Department of Chemical and Biomolecular Engineering, National University of Singapore , 4 Engineering Drive 4, Singapore 117576, Singapore.
Electrical and Computer Engineering Department, Duke University , Durham, North Carolina 27708, United States.
Langmuir. 2017 Nov 21;33(46):13214-13223. doi: 10.1021/acs.langmuir.7b02922. Epub 2017 Nov 7.
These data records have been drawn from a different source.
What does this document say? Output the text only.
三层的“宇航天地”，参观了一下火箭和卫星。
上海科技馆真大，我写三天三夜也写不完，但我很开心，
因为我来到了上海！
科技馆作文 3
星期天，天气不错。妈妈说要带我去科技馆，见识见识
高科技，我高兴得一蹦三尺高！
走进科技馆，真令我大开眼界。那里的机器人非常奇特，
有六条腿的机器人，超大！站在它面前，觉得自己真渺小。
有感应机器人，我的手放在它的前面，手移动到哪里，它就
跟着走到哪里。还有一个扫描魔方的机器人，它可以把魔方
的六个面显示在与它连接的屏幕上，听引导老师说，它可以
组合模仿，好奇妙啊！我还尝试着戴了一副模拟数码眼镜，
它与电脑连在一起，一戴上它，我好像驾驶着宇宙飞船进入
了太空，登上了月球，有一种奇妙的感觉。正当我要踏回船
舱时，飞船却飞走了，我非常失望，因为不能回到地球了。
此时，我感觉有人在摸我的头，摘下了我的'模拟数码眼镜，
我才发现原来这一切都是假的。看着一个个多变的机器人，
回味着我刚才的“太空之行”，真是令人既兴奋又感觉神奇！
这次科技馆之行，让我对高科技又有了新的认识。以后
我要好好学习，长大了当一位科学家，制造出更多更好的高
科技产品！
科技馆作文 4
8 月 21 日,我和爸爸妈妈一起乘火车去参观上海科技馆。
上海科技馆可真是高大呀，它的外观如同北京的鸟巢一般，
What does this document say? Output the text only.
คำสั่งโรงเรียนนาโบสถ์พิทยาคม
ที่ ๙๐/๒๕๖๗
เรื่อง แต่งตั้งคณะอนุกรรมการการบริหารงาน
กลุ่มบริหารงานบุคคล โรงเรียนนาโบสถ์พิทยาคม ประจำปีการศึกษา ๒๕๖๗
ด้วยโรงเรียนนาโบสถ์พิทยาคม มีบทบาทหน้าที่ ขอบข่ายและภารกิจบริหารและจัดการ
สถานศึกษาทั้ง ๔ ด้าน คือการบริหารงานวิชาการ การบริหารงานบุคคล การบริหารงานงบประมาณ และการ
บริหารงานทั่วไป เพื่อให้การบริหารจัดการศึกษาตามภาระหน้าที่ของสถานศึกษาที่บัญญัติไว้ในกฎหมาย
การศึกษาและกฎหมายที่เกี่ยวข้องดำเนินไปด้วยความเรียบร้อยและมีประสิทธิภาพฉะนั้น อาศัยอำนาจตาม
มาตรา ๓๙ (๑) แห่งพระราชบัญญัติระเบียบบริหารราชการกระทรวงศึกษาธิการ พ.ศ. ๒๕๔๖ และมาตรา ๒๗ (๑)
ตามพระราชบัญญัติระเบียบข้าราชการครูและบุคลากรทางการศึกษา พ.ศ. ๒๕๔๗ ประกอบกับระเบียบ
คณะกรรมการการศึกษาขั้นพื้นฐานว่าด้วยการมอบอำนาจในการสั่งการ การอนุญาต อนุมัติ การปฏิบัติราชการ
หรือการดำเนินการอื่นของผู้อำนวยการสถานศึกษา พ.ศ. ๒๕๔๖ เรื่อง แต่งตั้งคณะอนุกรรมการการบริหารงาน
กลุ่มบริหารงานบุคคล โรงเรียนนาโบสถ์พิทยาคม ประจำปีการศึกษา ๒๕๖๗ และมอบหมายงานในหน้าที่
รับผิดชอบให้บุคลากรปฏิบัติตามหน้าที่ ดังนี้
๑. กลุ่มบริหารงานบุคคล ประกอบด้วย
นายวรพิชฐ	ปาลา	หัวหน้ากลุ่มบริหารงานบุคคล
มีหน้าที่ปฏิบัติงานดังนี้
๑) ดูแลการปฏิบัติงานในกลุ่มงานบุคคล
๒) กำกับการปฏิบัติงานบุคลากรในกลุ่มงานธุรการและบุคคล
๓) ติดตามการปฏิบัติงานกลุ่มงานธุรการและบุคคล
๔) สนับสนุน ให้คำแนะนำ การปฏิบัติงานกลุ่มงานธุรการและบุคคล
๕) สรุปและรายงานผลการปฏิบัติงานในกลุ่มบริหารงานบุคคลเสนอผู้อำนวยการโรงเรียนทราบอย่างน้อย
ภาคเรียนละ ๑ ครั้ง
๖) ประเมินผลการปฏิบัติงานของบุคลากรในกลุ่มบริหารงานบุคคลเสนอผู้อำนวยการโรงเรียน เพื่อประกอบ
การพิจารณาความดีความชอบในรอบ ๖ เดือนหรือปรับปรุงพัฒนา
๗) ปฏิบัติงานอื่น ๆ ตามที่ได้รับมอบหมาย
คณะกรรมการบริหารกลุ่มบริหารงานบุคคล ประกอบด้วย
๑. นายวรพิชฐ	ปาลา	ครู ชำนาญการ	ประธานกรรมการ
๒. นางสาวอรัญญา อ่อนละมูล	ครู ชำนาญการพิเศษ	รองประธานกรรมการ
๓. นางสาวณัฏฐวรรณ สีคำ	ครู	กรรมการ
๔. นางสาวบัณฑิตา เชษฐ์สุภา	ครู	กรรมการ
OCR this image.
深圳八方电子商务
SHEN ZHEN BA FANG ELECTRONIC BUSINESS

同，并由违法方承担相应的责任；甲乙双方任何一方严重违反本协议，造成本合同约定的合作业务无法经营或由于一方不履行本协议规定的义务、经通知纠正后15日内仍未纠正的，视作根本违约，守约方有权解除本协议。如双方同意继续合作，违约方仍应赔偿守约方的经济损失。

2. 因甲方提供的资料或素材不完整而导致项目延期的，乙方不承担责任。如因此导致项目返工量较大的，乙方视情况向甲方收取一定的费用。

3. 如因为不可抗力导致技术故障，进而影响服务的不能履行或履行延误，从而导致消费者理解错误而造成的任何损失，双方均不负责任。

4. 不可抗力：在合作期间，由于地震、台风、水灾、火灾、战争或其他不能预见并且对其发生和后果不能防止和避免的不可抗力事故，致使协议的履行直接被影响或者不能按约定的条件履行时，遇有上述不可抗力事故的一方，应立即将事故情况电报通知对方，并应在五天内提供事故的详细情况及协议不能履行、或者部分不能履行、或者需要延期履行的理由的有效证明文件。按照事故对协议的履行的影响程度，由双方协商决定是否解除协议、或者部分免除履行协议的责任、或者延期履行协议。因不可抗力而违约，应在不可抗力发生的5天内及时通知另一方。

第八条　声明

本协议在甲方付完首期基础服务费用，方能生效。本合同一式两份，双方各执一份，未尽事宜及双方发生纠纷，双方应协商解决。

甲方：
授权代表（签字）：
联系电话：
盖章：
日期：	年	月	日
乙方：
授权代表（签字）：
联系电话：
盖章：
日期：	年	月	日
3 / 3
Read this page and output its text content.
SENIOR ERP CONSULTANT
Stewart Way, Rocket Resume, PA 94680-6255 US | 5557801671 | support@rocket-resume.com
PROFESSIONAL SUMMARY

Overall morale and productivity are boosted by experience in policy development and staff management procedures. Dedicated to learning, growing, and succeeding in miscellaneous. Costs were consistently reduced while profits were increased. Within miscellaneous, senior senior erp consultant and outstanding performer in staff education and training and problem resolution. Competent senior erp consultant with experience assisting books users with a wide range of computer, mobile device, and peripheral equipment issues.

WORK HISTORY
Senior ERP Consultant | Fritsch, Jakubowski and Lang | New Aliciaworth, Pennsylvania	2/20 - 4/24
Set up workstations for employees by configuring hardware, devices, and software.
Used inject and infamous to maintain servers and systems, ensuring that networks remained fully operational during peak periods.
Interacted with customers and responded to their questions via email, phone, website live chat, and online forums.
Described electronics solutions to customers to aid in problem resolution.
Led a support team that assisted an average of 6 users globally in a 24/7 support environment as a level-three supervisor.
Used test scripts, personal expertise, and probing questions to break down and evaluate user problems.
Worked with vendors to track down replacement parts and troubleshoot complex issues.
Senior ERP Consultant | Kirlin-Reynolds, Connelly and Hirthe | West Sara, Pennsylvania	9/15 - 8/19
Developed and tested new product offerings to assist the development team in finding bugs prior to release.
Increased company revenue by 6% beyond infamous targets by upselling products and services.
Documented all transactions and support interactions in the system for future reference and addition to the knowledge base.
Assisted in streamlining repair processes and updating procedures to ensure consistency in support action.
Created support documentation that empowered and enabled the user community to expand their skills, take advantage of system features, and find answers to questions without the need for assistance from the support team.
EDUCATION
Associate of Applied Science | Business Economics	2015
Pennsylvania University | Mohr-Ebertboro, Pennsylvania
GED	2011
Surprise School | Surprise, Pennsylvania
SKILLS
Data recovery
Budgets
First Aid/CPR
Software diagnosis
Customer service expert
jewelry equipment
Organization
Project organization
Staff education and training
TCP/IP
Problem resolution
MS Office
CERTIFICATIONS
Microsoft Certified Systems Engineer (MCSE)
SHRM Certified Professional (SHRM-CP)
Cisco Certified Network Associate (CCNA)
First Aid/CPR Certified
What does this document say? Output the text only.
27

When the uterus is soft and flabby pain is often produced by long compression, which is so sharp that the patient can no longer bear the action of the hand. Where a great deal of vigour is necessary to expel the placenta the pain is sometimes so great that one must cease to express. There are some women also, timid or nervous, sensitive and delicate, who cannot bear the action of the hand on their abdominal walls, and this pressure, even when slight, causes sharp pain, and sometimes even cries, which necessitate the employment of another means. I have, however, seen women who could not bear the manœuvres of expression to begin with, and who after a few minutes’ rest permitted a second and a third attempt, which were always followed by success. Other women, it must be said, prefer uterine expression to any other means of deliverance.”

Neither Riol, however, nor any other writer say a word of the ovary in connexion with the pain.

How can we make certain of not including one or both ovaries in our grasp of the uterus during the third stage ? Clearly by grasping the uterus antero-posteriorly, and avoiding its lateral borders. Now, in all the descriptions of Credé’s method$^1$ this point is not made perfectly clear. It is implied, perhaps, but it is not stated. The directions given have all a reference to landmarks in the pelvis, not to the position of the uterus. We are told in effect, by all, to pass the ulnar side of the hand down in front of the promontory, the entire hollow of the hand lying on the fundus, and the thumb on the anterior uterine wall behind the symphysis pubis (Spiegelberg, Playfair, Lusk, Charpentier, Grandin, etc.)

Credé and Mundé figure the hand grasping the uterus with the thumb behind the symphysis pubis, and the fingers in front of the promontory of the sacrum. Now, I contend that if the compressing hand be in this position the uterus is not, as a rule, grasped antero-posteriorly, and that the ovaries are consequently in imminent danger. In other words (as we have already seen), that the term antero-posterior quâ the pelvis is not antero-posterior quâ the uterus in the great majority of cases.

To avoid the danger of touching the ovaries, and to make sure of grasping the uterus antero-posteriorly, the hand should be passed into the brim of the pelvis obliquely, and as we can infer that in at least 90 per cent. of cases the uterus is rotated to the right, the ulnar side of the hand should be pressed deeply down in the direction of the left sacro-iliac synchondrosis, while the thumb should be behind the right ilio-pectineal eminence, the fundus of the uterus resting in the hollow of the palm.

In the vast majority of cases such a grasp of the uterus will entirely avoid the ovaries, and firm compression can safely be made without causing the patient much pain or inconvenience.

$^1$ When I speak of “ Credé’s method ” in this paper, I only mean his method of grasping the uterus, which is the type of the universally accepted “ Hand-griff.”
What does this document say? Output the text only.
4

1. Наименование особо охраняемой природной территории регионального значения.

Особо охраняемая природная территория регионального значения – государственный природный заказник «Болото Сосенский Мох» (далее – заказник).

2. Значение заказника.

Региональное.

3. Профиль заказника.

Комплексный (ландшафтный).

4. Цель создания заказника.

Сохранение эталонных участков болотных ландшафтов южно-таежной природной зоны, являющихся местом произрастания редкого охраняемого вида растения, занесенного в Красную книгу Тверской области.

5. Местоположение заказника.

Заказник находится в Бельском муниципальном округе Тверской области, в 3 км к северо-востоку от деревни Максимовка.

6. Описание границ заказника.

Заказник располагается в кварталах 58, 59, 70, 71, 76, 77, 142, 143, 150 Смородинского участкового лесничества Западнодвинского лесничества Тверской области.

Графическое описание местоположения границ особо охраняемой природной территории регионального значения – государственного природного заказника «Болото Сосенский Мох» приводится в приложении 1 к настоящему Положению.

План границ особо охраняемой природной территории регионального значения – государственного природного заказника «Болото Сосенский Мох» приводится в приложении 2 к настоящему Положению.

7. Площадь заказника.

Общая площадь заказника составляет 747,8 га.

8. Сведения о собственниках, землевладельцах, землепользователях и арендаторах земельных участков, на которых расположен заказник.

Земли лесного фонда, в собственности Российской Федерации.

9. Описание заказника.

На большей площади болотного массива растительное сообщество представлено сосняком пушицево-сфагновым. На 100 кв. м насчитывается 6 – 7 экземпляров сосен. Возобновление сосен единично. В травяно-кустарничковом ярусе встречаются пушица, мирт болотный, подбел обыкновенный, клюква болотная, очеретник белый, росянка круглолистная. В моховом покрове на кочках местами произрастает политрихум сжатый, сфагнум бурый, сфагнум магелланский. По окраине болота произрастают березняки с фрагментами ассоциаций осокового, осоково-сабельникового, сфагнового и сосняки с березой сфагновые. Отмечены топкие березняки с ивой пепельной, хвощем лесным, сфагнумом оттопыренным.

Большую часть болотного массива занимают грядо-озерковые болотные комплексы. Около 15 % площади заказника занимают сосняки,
There are broad interests in selective and localized synthesis in nanodomains of self-assembled block copolymers (BCPs) for a variety of applications. Sequential infiltration synthesis (SIS) shows promise to selectively grow a controllable amount of materials in one type of nanodomain of a self-assembled BCP film. However, the effects of nanostructured domains in a BCP film and SIS cycles on the material growth behavior of SIS are rarely studied. In this work, we investigated the growth behavior of TiO SIS within self-assembled polystyrene-block-poly(methyl methacrylate) (PS-b-PMMA) films and the two corresponding pure homopolymer films (PS and PMMA) by using in situ quartz crystal microbalance (QCM). According to the experimental results, reactant purge steps are essential to enable a high selectivity of SIS in PMMA nanodomains in the BCP films by eliminating the undesired homogeneous reactions. The continuous PS nanodomain acts as the main channel in transporting reactants to PMMA nanodomains in the self-assembled PS-b-PMMA BCP films. The segregated nanoscale PMMA nanodomains in the BCP films show dramatically different TiCl diffusion/reaction behavior than a continuous PMMA film. The mass gain per SIS cycle within PMMA nanodomains decreases quickly with increasing cycle number. After 7 TiO SIS cycles, TiO SIS can only take place at the interface between PS and PMMA nanodomains in the BCP film. The TiO SIS process can uniformly modify PMMA nanodomains throughout a self-assembled PS-b-PMMA film up to the diffusion depth owing to the unique nanostructure-enabled diffusion. SIS cycle number and chemistry of a BCP will strongly affect the material growth behavior of a SIS chemistry on the BCP film and, therefore, the final morphology of the resulting nanomaterial. Detailed studies are warranted for a SIS process on a self-assembled BCP film of different chemistry.
人们对在自组装嵌段共聚物 (BCP) 的纳米域中进行选择性和局部合成非常感兴趣,因为这在很多应用中都有很大的用处。顺序渗透合成(SIS)有望选择性地在自组装 BCP 薄膜的一种纳米域中生长可控数量的材料。然而,很少有研究关注 BCP 薄膜中的纳米结构域和 SIS 循环对 SIS 中材料生长行为的影响。在这项工作中,我们通过原位石英晶体微天平 (QCM) 研究了 TiO SIS 在自组装聚苯乙烯嵌段聚甲基丙烯酸甲酯 (PS-b-PMMA) 薄膜以及相应的两种纯均聚物薄膜 (PS 和 PMMA) 中的生长行为。根据实验结果,反应物吹扫步骤对于通过消除不需要的均相反应,在 BCP 薄膜中的 PMMA 纳米域中实现 SIS 的高选择性是必不可少的。连续的 PS 纳米域充当将反应物输送到自组装 PS-b-PMMA BCP 薄膜中 PMMA 纳米域的主要通道。在 BCP 薄膜中分离的纳米级 PMMA 纳米域表现出与连续 PMMA 薄膜截然不同的 TiCl 扩散/反应行为。每个 SIS 循环在 PMMA 纳米域中的质量增益随循环数的增加而迅速减少。在 7 个 TiO SIS 循环后,TiO SIS 只能在 BCP 薄膜中 PS 和 PMMA 纳米域的界面处进行。由于独特的纳米结构促进了扩散,TiO SIS 过程可以均匀地修饰整个自组装 PS-b-PMMA 薄膜中的 PMMA 纳米域,直至扩散深度。BCP 的 SIS 循环数和化学性质将强烈影响 SIS 化学在 BCP 薄膜上的材料生长行为,从而影响最终纳米材料的形态。因此,对于不同化学组成的自组装 BCP 薄膜上的 SIS 过程,需要进行详细的研究。